Any idea why we have this fatal behaviour?

  • Hello Michael,

    Would you be able to share the scope captures of this incident? Also, would you be able to place a current measuring probe to see if there is a large amount of inrush current that is potentially causing the rail to collapse?
  • Hello Adam,

    I think there is a misunderstanding: When I attach a USB-C slave the TPS25741 must not apply more than 5V as long the slave does not request a higher voltage. Otherwise a 5V slave would be destroyed. For example if you connect a Smartphone and the TPS25741 applies - as we see - 20V for 10ms it will be destroyed. Therefore we must prevent the TPS25741 to apply 20V even for 10ms!
  • Michael,

    Correct, VBUS should not rise above 5V unless the sink device specifically asks for it. Just to clarify your issue, you are stating that when your sink device is connected to the TPS25741, the sink device does not request more than 5V, but VBUS goes to 20V for a short period of time?

    Would you be able to send scope captures of this, as well as the schematics for your system?
  • Adam,

    yes, as you see in the capture below the peak comes immediately when we connect the USB-C slave. The picture below with 500ms/div. shows what happens when I disconnect the USB-C cable and reconnect it. I have also attached a detailed capture and a capture of the gate voltage at pin GDPC and the schematic.

  • Hello Michael,

    This is interesting. Would you mind taking another screenshot of the incident? I would like the same time scale as the first screenshot you shared, but instead of VBUS and CC, can you measure VBUS, GDNG, G5V, and GDPG?

    I did not notice anything abnormal about your schematic. The only thing that I did notice is the connection to GD. I cannot see where that connection is going, but make sure that pin is pulled high.
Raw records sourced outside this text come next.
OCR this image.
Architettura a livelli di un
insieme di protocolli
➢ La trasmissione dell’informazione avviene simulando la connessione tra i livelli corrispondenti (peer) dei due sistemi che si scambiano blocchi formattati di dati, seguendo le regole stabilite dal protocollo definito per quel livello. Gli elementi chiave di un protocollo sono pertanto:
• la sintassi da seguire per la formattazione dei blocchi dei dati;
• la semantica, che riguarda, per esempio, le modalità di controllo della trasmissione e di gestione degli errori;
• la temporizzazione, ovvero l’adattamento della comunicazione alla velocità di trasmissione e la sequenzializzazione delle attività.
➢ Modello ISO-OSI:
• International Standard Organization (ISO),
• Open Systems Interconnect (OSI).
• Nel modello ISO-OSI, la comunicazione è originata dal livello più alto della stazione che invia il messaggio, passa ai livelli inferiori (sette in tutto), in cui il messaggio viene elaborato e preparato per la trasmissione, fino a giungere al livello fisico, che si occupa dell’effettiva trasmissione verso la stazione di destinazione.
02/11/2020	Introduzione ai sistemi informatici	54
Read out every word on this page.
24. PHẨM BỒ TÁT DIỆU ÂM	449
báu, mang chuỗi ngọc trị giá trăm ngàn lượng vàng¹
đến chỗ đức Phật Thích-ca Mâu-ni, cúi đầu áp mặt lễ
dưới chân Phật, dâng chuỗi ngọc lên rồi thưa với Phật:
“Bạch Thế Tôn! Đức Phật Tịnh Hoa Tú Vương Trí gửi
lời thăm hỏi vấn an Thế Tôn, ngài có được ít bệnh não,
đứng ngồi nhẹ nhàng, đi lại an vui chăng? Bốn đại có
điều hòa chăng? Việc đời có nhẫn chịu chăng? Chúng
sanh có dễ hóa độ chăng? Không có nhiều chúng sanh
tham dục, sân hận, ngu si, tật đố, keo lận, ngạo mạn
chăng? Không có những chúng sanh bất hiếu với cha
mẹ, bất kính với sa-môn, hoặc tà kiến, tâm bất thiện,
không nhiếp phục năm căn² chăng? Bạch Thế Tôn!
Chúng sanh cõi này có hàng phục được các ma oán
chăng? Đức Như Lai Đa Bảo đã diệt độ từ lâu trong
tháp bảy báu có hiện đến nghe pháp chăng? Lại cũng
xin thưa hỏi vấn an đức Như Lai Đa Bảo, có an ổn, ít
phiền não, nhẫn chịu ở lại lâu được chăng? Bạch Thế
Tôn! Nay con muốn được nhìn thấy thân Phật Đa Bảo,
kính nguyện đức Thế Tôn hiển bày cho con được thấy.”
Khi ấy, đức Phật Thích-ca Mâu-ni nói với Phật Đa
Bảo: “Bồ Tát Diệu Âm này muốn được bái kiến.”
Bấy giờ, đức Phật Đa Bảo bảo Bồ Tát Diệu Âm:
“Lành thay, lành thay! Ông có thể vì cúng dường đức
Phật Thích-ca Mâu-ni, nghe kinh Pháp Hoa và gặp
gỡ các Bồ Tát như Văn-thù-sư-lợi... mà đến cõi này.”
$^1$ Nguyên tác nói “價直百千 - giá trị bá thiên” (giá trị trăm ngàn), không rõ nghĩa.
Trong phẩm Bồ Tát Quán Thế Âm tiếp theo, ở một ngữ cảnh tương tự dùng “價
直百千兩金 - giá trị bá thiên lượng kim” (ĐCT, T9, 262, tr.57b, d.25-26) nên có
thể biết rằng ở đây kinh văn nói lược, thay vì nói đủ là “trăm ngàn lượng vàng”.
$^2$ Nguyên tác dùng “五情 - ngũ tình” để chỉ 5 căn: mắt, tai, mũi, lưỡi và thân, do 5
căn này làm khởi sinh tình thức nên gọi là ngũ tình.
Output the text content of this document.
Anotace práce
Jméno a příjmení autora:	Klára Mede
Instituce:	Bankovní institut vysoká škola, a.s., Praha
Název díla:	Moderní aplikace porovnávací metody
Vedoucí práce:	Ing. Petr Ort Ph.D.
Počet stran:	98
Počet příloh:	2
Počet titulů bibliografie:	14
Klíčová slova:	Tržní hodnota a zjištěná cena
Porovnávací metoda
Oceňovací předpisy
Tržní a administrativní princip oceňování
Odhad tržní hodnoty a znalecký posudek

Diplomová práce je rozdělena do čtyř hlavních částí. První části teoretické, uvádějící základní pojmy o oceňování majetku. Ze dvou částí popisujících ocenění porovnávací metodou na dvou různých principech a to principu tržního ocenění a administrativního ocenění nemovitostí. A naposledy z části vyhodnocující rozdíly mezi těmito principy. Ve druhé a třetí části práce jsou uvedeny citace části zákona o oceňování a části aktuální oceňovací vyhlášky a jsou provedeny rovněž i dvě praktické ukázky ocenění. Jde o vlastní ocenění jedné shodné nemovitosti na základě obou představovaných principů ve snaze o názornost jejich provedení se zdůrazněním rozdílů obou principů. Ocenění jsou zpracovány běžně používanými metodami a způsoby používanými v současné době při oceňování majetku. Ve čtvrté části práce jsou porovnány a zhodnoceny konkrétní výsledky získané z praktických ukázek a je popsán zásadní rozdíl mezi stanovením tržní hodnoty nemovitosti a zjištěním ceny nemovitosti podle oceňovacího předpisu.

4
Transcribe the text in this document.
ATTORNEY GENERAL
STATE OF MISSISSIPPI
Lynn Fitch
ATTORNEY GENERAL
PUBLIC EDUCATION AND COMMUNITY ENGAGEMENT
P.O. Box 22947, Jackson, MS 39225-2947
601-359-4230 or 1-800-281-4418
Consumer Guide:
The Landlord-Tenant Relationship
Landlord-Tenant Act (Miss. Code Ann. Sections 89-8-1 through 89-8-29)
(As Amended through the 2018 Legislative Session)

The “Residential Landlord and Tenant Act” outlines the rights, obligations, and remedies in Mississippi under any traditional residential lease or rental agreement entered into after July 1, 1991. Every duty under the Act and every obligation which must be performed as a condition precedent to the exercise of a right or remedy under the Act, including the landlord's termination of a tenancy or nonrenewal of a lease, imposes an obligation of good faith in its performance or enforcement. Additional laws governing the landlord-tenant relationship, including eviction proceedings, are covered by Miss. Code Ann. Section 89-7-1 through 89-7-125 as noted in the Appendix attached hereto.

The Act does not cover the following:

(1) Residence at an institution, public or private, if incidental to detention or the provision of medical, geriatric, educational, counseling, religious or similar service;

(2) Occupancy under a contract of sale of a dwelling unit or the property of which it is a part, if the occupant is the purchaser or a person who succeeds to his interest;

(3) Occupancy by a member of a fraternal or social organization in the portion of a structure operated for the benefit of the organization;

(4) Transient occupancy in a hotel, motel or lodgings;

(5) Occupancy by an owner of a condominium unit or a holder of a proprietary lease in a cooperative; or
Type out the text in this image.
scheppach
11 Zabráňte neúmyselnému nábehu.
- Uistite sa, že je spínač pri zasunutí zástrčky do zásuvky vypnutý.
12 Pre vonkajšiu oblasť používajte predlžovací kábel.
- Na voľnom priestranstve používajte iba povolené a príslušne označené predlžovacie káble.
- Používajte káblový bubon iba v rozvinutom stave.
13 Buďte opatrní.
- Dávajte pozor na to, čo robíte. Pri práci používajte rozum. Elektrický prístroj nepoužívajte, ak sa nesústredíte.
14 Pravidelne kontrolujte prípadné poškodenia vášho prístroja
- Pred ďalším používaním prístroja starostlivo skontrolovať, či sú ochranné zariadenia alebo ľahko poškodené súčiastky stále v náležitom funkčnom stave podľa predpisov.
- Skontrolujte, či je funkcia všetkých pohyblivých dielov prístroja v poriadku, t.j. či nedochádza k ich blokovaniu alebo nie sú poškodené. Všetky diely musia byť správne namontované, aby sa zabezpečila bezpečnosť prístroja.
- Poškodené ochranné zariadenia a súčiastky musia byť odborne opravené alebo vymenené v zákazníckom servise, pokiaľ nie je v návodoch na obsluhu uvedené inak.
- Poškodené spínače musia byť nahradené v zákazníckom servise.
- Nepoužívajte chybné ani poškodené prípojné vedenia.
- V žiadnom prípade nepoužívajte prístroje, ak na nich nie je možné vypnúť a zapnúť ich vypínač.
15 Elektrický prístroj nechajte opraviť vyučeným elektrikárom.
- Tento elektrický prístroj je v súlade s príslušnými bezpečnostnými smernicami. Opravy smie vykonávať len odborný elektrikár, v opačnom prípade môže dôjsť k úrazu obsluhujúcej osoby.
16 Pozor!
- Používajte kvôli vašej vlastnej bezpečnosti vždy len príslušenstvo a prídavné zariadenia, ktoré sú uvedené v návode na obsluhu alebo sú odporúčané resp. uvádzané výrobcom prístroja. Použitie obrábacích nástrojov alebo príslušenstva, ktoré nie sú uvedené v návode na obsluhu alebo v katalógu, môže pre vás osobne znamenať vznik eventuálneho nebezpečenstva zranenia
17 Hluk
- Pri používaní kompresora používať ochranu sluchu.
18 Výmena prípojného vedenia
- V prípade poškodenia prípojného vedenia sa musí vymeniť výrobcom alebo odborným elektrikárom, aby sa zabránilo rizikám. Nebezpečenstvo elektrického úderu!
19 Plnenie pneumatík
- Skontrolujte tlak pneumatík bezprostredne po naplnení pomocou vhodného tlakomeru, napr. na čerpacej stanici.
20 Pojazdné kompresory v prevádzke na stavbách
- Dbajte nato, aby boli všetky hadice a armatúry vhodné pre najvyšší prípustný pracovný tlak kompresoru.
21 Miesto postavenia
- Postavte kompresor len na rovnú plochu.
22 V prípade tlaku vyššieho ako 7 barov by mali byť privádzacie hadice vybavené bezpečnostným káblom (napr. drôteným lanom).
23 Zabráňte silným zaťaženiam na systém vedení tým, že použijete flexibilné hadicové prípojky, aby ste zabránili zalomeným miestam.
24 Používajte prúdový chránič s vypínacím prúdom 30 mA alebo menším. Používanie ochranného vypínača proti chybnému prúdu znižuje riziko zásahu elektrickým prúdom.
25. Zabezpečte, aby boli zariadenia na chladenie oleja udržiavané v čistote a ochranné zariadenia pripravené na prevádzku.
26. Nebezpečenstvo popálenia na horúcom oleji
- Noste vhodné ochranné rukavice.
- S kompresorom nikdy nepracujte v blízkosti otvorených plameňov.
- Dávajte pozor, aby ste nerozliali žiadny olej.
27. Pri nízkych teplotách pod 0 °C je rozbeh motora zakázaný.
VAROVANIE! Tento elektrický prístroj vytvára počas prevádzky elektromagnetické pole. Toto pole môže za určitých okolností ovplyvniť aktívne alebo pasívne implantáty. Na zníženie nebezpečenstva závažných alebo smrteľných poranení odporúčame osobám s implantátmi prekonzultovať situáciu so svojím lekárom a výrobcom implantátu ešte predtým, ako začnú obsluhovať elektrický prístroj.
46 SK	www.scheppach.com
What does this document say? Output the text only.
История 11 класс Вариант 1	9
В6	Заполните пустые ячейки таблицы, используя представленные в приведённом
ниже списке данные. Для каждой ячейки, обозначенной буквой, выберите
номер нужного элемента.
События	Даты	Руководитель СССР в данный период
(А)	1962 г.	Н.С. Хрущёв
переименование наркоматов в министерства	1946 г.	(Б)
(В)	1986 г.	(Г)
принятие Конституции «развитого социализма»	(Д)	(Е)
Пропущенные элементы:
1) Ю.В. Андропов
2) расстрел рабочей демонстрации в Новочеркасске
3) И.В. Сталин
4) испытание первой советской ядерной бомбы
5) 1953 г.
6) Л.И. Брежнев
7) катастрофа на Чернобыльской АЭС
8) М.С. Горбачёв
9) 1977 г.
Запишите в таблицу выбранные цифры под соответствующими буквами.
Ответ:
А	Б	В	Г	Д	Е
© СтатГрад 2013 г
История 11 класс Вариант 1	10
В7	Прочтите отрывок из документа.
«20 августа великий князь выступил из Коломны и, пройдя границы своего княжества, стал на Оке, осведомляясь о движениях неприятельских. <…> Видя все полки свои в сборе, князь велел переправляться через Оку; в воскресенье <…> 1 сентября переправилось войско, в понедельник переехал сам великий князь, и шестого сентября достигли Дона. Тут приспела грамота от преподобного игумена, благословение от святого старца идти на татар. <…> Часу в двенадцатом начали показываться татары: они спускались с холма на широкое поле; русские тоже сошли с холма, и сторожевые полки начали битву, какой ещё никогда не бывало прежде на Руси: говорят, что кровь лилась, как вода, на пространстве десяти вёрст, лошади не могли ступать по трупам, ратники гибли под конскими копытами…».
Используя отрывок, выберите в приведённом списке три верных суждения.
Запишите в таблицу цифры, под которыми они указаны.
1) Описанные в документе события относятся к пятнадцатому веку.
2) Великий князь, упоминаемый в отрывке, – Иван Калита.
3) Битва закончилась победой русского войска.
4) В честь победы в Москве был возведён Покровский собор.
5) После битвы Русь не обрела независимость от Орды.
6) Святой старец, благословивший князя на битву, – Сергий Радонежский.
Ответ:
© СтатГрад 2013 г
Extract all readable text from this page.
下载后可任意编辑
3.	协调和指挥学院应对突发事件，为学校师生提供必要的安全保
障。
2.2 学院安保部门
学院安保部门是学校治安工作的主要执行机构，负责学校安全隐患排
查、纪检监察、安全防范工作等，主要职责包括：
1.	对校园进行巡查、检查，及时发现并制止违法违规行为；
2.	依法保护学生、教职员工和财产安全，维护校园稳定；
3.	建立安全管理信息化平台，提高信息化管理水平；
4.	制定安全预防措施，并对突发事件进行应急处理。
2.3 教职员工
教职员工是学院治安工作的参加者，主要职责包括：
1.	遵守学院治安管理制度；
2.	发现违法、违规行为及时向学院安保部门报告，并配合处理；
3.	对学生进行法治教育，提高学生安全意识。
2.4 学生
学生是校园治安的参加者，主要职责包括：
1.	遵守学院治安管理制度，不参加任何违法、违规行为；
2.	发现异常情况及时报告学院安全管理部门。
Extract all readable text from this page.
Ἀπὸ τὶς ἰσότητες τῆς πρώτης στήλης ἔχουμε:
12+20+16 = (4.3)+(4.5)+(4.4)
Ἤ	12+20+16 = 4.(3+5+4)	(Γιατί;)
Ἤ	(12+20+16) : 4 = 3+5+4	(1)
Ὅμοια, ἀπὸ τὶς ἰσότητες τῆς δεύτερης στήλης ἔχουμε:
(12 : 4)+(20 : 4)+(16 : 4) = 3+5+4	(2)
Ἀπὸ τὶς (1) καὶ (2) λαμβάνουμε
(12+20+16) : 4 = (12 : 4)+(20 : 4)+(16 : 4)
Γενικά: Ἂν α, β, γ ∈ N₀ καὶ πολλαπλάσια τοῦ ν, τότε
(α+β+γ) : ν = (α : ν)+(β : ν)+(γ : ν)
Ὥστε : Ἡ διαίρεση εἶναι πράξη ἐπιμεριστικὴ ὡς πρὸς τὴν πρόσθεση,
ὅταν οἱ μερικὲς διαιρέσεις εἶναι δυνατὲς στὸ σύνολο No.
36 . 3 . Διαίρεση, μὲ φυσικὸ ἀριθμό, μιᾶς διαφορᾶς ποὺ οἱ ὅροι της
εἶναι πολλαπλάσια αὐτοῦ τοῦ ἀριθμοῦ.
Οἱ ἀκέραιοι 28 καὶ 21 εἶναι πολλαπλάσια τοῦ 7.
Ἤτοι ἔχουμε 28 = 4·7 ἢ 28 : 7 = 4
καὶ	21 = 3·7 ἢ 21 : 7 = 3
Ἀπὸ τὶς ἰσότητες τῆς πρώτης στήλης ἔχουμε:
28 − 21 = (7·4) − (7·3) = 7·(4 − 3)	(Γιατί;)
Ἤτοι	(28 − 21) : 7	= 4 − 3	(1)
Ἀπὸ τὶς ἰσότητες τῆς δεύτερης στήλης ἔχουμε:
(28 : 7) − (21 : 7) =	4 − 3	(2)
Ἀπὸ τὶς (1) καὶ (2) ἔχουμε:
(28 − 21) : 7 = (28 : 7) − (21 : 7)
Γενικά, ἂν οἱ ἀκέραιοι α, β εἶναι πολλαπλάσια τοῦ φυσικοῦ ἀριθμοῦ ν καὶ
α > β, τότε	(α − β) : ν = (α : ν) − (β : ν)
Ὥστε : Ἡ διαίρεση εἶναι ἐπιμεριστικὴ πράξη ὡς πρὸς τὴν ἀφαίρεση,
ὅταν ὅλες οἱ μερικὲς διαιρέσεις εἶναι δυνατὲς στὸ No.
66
    Also what is the device that you are plugging into the charger replication a sink device? Does this problem persist across all type of sink devices, or is it isolated to a single one?
  • Hello Adam,

    attached are the screenshots (second is only zoomed).  VBUS (yellow), GDNG (blue), G5V (red), and GDPG (green)

  • Hello Adam,

    do you have any news for me? I'm must urgently solve this problem. When attaching an USB stick it is killed by the overvoltage pulse.

    Michael

  • Hi Michael,

    I notice the gate drive circuit for the 19V rail is much different than what we use on the high voltage rail in the TPS23741EVM (it does not directly drive the PFETs). Have you tried using the TPS23741EVM on your system to verify this?

    Regards,
    Darwin
  • Hello Darwin,

    we bought an Evalboard and found the problem (unfortunately it is not solved): at the Evalboard signal /UFP enables the DCDC_5V which enables pin /GD (gate driver enable). As signal /UFP becomes active not before about 200 ms after connecting the USB-C-slave this prevents the gate signal GDPG to become active. I modified the Evalboard in thuch way that DCDC_5V is always active (removing R45 and connected EN-pin of U4 to LDO_OUT) and then I see the same 20V spike on VBUS. I tried to connect /GD to VAUX as shown in the data sheet but this doesn't help as VAUX becomes active too soon (this patch had been easy to do for me). Unfortunately I have 25 prototype boards where /UFP pin is not connected to anything so I can hardly solder a wire to it. The /GD signal is connected to the USB-hub and therefore always enabled (but here I have a series resistor so I could patch something). Do you have any idea?

  • Hi Michael,

    Sorry for the delay as I have been out of office this past week. Any chance to patch a cap with some series resistor (which is already there) to delay the GD signal?
  • Hello Darwin,
    no. My GD signal comes from USB-Hub and is always "on". And the spikes comes every time I connect something to the USB-C connector.